I am heading out there Tomorrow. no class, and a serious case of cabin fever. I'm gonna go all out on those fish. I'm bringing everything I have ever used to catch saugeye in the past and trying all of it.I am hoping this little bit of a warm-up might open their mouths a bit. Again, wedebrook, I'll be there in my red fleece and jeans. I'm trying to decide if I want to go in the morning and just fish all day. I've heard the evening bite can be more productive. I might jsut make a day of it. Cya guys out there.


----------



## sc83 (Apr 16, 2008)

Probably gonna go on Wed. Anyone know if you can get minnows at Cole's right now, or the closest place to get them.


----------



## TPfisher (Aug 31, 2009)

yeah you can get minnows at Cole's


----------



## wedebrook (Jul 29, 2009)

sc83 said:


> Probably gonna go on Wed. Anyone know if you can get minnows at Cole's right now, or the closest place to get them.

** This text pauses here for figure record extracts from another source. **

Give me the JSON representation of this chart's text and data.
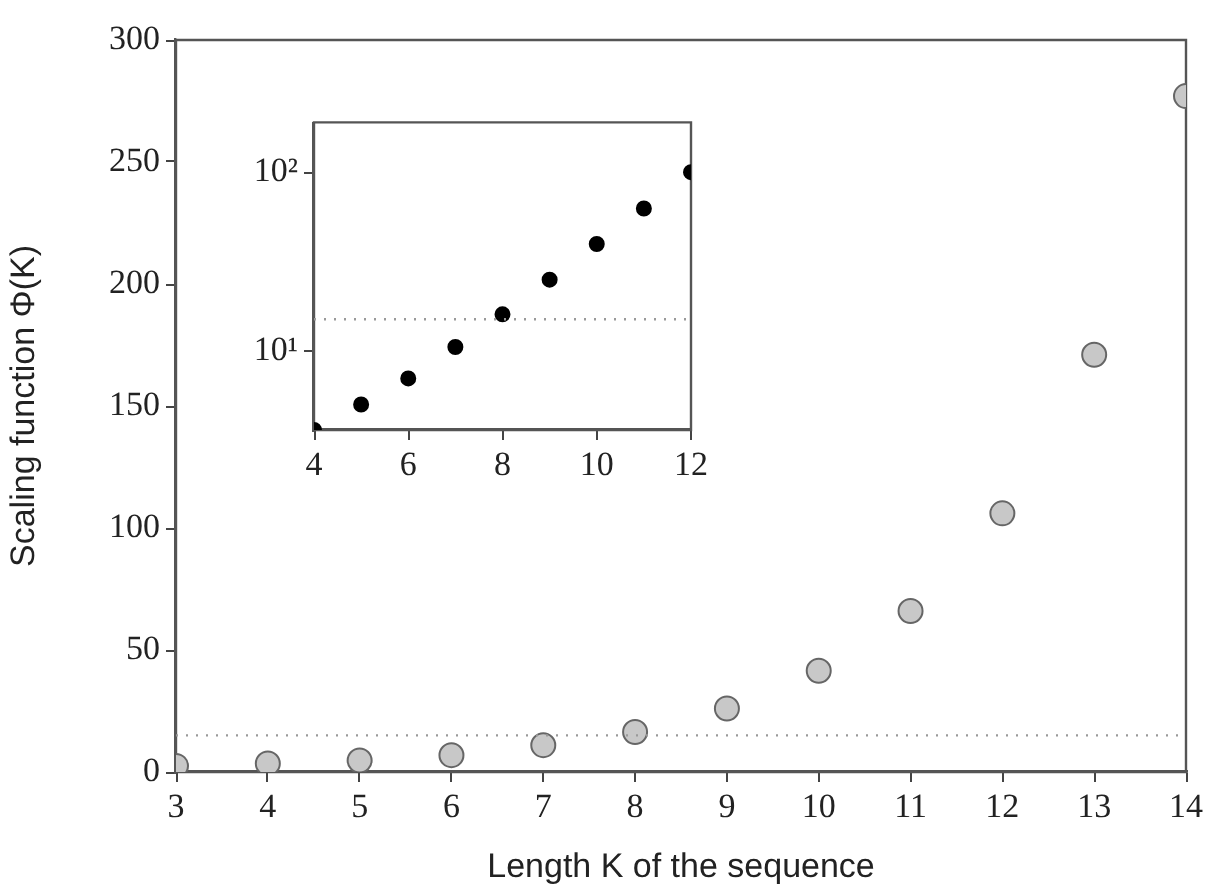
{
  "chart_data": [
    {
      "type": "scatter",
      "xlabel": "Length K of the sequence",
      "ylabel": "Scaling function Φ(K)",
      "x": [
        3,
        4,
        5,
        6,
        7,
        8,
        9,
        10,
        11,
        12,
        13,
        14
      ],
      "values": [
        2.5,
        3.5,
        4.7,
        6.9,
        11,
        16.4,
        26,
        41.5,
        66,
        106,
        171,
        277
      ],
      "color": "#c8c8c8",
      "marker": "circle",
      "xlim": [
        3,
        14
      ],
      "xticks": [
        3,
        4,
        5,
        6,
        7,
        8,
        9,
        10,
        11,
        12,
        13,
        14
      ],
      "ylim": [
        0,
        300
      ],
      "yticks": [
        0,
        50,
        100,
        150,
        200,
        250,
        300
      ],
      "grid": false,
      "ref_lines": [
        {
          "axis": "y",
          "value": 15,
          "color": "#999999",
          "line_style": "dotted"
        }
      ]
    },
    {
      "type": "scatter",
      "log": "y",
      "x": [
        4,
        5,
        6,
        7,
        8,
        9,
        10,
        11,
        12
      ],
      "values": [
        3.6,
        5,
        7,
        10.5,
        16,
        25,
        39.6,
        62.6,
        100
      ],
      "color": "#000000",
      "marker": "circle",
      "xlim": [
        4,
        12
      ],
      "xticks": [
        4,
        6,
        8,
        10,
        12
      ],
      "ylim": [
        3.6,
        190
      ],
      "yticks": [
        {
          "value": 10,
          "label": "10¹"
        },
        {
          "value": 100,
          "label": "10²"
        }
      ],
      "grid": false,
      "ref_lines": [
        {
          "axis": "y",
          "value": 15,
          "color": "#999999",
          "line_style": "dotted"
        }
      ]
    }
  ]
}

I got some from there on the 16th when I went out. I just didn't know the name of the place.


----------



## sc83 (Apr 16, 2008)

Thanks. Gonna try and get there early.


----------



## wedebrook (Jul 29, 2009)

Went today from about 10:00 to 12:30...nothing doing. There was only one other person there, an older woman, and she didn't even get a strike while I was there, either. The lake is frozen over, though, with some pretty thick ice. I actually saw a few shad frozen in the ice and the banks are littered with dead shad. Is it normal for them to drop the reservoir so low in winter, or is this something they are doing to assist with the construction they have going on at the marina? It has to be down around 12-15 feet or so from what I saw of it last summer and fall. This is the dock near the dam:
















So are these water levels normal for winter? I know they tend to let some water out during the winter months, but is it usually this much?


----------



## timjr (Jul 23, 2009)

was there sunday morning caught 4 dinks and lost 4.
was there tuesday evening fished till after dark and got 1 dink seen a couple small crappie caught just before dark.


----------



## rossco (Jan 30, 2008)

http://www.lrh-wc.usace.army.mil/wc/scins.htm

wedebrook-
According to the Army Corps of Engineers site, Paint Creek is about a foot above normal "winter pool". You can use the link above to track spillway outflows, lake levels, water temp, etc. Hope it helps. 

rossco


----------



## wedebrook (Jul 29, 2009)

That's a great link, thanks.


----------



## sc83 (Apr 16, 2008)

Fished from about 1030-1230 today and didn't get bit. There were several other people there. One guy had 2 good size saugyes on a stringer, other than that nothing happening.


----------



## johnnywalleye (Jan 27, 2007)

if there's a better lake in OHIO, then let it be known, some will say CJ but for me its PC, you columbus boys thinks its Alum, shows how much you know, even Deer Creek is better than ALum. PC are you catchin saugeyes or feedin the fish?


----------



## Fishing Nut (Oct 17, 2009)

The water level is normal they drop it 10.5' for the winter. Some of the best fishing is actually when the lake is this low.


----------



## steveg11943 (Jun 27, 2008)

I don't know if thats normal for winter pool, but if you look at wedebrooks first pic and look across the lake at the bend in the road thats where the water level will be in the spring.We went there one spring and put in and could touch the top of the parking lot light poles setting in the boat, rest room was completely under water.


----------



## wedebrook (Jul 29, 2009)

Looks like the flow from the spillway is under 300 right now, compared to the 460 from last week...I may go try it out tomorrow. Anyone know if they got the roads cleared off around there, like Rapid Forge, for example? This is my first winter fishing Paint Creek and I'm trying to log as much time on the water as possible...


----------



## wedebrook (Jul 29, 2009)

Hit up the spillway from about 12:30-3:00 today with no luck. By the time I left, there were about 8-10 lines in the water, but I didn't see anything pulled out. They came through while I was down there and plowed the roads, so they are at least partially cleared.


----------